Talvez seja por causa do ar ainda totalmente despido de esperança no sentido da vida de Owen Wilson (ele às vezes tem ares da Vivien Leigh depois do Eléctrico Chamado Desejo. Passei grande parte do filme à espera que ele dissesse que sempre dependeu da bondade dos estranhos). Talvez seja por a Jeniffer Aniston manter, durante uma hora e meia, uma expressão mais cansada que um soldado americano a fazer a enésima ronda pelo mercado ao ar livre de Bagdade. Talvez seja por o cão morrer no fim e eu no fundo ser uma criança que nunca percebeu muito bem a necessidade narrativa de os cães morrerem no fim. Mas oh céus, que filme tão triste.
Owen Wilson é John Grogan um jornalista admitidamente medíocre que arranja um emprego a escrever crónicas sobre a vida local (um trabalho que ele despreza mas ainda assim considera acima das suas capacidades).
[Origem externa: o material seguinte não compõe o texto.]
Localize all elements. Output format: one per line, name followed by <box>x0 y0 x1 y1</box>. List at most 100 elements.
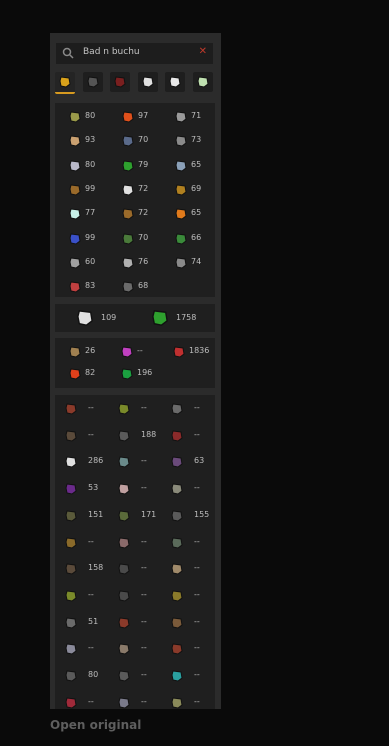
boss-24-stat[interactable]: -- <box>167 585 219 607</box>
ranged-icon <box>69 184 81 196</box>
stat-value: 79 <box>138 159 149 169</box>
boss-25-stat[interactable]: 51 <box>61 612 113 634</box>
stat-value: 65 <box>191 208 202 218</box>
stat-value: 68 <box>138 281 149 291</box>
boss-16-stat[interactable]: -- <box>61 532 113 554</box>
boss-21-stat[interactable]: -- <box>167 558 219 580</box>
slayer-stat[interactable]: 76 <box>121 254 173 272</box>
ranged-stat[interactable]: 99 <box>68 181 120 199</box>
boss-7-stat[interactable]: 286 <box>61 451 113 473</box>
stat-value: 155 <box>194 509 210 519</box>
league-points-stat[interactable]: -- <box>120 343 172 361</box>
hunter-stat[interactable]: 83 <box>68 278 120 296</box>
pvp-icon <box>69 368 81 380</box>
boss-30-stat[interactable]: -- <box>167 638 219 660</box>
boss-10-stat[interactable]: 53 <box>61 478 113 500</box>
boss-20-stat[interactable]: -- <box>114 558 166 580</box>
raids-tab[interactable] <box>110 72 130 92</box>
soul-wars-icon <box>121 368 133 380</box>
boss-5-stat[interactable]: 188 <box>114 425 166 447</box>
farming-stat[interactable]: 74 <box>174 254 221 272</box>
firemaking-stat[interactable]: 65 <box>174 205 221 223</box>
pvp-stat[interactable]: 82 <box>68 365 120 383</box>
boss-27-icon <box>171 617 183 629</box>
boss-6-stat[interactable]: -- <box>167 425 219 447</box>
thieving-stat[interactable]: 72 <box>121 181 173 199</box>
herblore-stat[interactable]: 79 <box>121 157 173 175</box>
stat-value: 74 <box>191 256 202 266</box>
boss-33-stat[interactable]: -- <box>167 665 219 687</box>
boss-13-stat[interactable]: 151 <box>61 505 113 527</box>
prayer-stat[interactable]: 77 <box>68 205 120 223</box>
overview-tab[interactable] <box>55 72 75 94</box>
fletching-stat[interactable]: 70 <box>121 230 173 248</box>
boss-31-stat[interactable]: 80 <box>61 665 113 687</box>
stat-value: 76 <box>138 256 149 266</box>
boss-27-stat[interactable]: -- <box>167 612 219 634</box>
fishing-stat[interactable]: 65 <box>174 157 221 175</box>
woodcutting-stat[interactable]: 66 <box>174 230 221 248</box>
minigames-tab[interactable] <box>137 72 158 92</box>
boss-11-stat[interactable]: -- <box>114 478 166 500</box>
stat-value: 71 <box>191 111 202 120</box>
bounty-hunter-stat[interactable]: 1836 <box>172 343 221 361</box>
totals-section: 109 1758 <box>55 304 215 332</box>
boss-8-stat[interactable]: -- <box>114 451 166 473</box>
stat-value: -- <box>194 483 200 493</box>
skull-tab[interactable] <box>165 72 185 92</box>
smithing-stat[interactable]: 73 <box>174 132 221 150</box>
skull-icon <box>169 76 181 88</box>
boss-9-icon <box>171 456 183 468</box>
boss-23-stat[interactable]: -- <box>114 585 166 607</box>
boss-15-stat[interactable]: 155 <box>167 505 219 527</box>
bosses-tab[interactable] <box>82 72 103 92</box>
boss-19-stat[interactable]: 158 <box>61 558 113 580</box>
boss-3-stat[interactable]: -- <box>167 398 219 420</box>
boss-34-stat[interactable]: -- <box>61 692 113 709</box>
stat-value: -- <box>88 429 94 439</box>
stat-value: -- <box>194 403 200 412</box>
boss-35-stat[interactable]: -- <box>114 692 166 709</box>
agility-stat[interactable]: 70 <box>121 132 173 150</box>
hunter-icon <box>69 281 81 293</box>
mining-stat[interactable]: 71 <box>174 108 221 126</box>
construction-stat[interactable]: 68 <box>121 278 173 296</box>
attack-stat[interactable]: 80 <box>68 108 120 126</box>
boss-14-stat[interactable]: 171 <box>114 505 166 527</box>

É casado com uma mulher que o suporta menos mal e faz um suspiro profundo antes de lhe dizer seja o que for, incluindo "bom dia", e que é claramente mais dotada profissionalmente do que ele, mas que deixa de trabalhar assim que nasce o primeiro filho -- e ela não se importa nada com isso, a sério, é melhor assim, deixa estar ("suspiro"). O melhor -- e, ao que parece, único -- amigo é um repórter correspondente que passa metade do tempo em viagem e a outra metade a engatar raparigas bonitas, tonificadas e dispostas a tudo, e ainda arranja tempo para tomar café com ele e perguntar: "conta-me lá outra vez como é bom estar casado?". Os vizinhos, só os conhece quando um deles é assaltado à porta de casa e isso faz com que se decidam mudar para uma zona ainda mais queque, cara e isolada.
Por isso, ele compra um cão. A razão oficial do cão é servir de "treino" para terem filhos. Mas, para quem sabe encontrar subtextos e tem alguma formação em psicanálise e/ou mitologia grega, o cão é uma compensação para um complexo de Peter Pan mal resolvido, um cheirinho de hedonismo pagão numa vida apertada em constrições cristãs, um pouco de eros numa existência completamente afogada em tanathos. Prova conclusiva disso? O cão caga onde quer.
Tenho admitir que sou uma dog person. Adoro cães. São fofos, leais, amantíssimos, engraçados, fofos, companheiros, honestos, fofos e atentos protectores. Mas como boa inimiga da ma fé, procuro sempre os potenciais motivos ocultos das coisas, e tenho de admitir: os cães são a perfeita compensação dos espíritos selvagens restritos pelas circunstâncias. A Emily Dickinson tinha um cão. A Elizabeth Barrett Browning tinha um cão, cuja biografia foi escrita por Virginia Woolf, que também tinha um cão. A Emily Bronte tinha um cão. A Margarida Rebelo Pinto, por exemplo, não tem cães. Estão a ver onde quero chegar?
O que é que se faz com os cães? Passear e brincar. As duas actividades mais sãs e mais ansiadas pelo ser humano. Só que, ao contrário dos seus amigos bípedes, os cães estão-se, muitas vezes literalmente, a cagar: rosnam a quem não gostam, lambem as mãos a quem gostam, cheiram, pisam, esfregam-se e comem o que bem lhes apetece (quando o conseguem apanhar), correm atrás do que querem, saltam para onde querem, e raramente andam em linha recta. A natureza, dizia Hundertwasser, não tem linhas rectas. O coração humano tão-pouco, mas muitas vezes vivemos vidas desenhadas à régua.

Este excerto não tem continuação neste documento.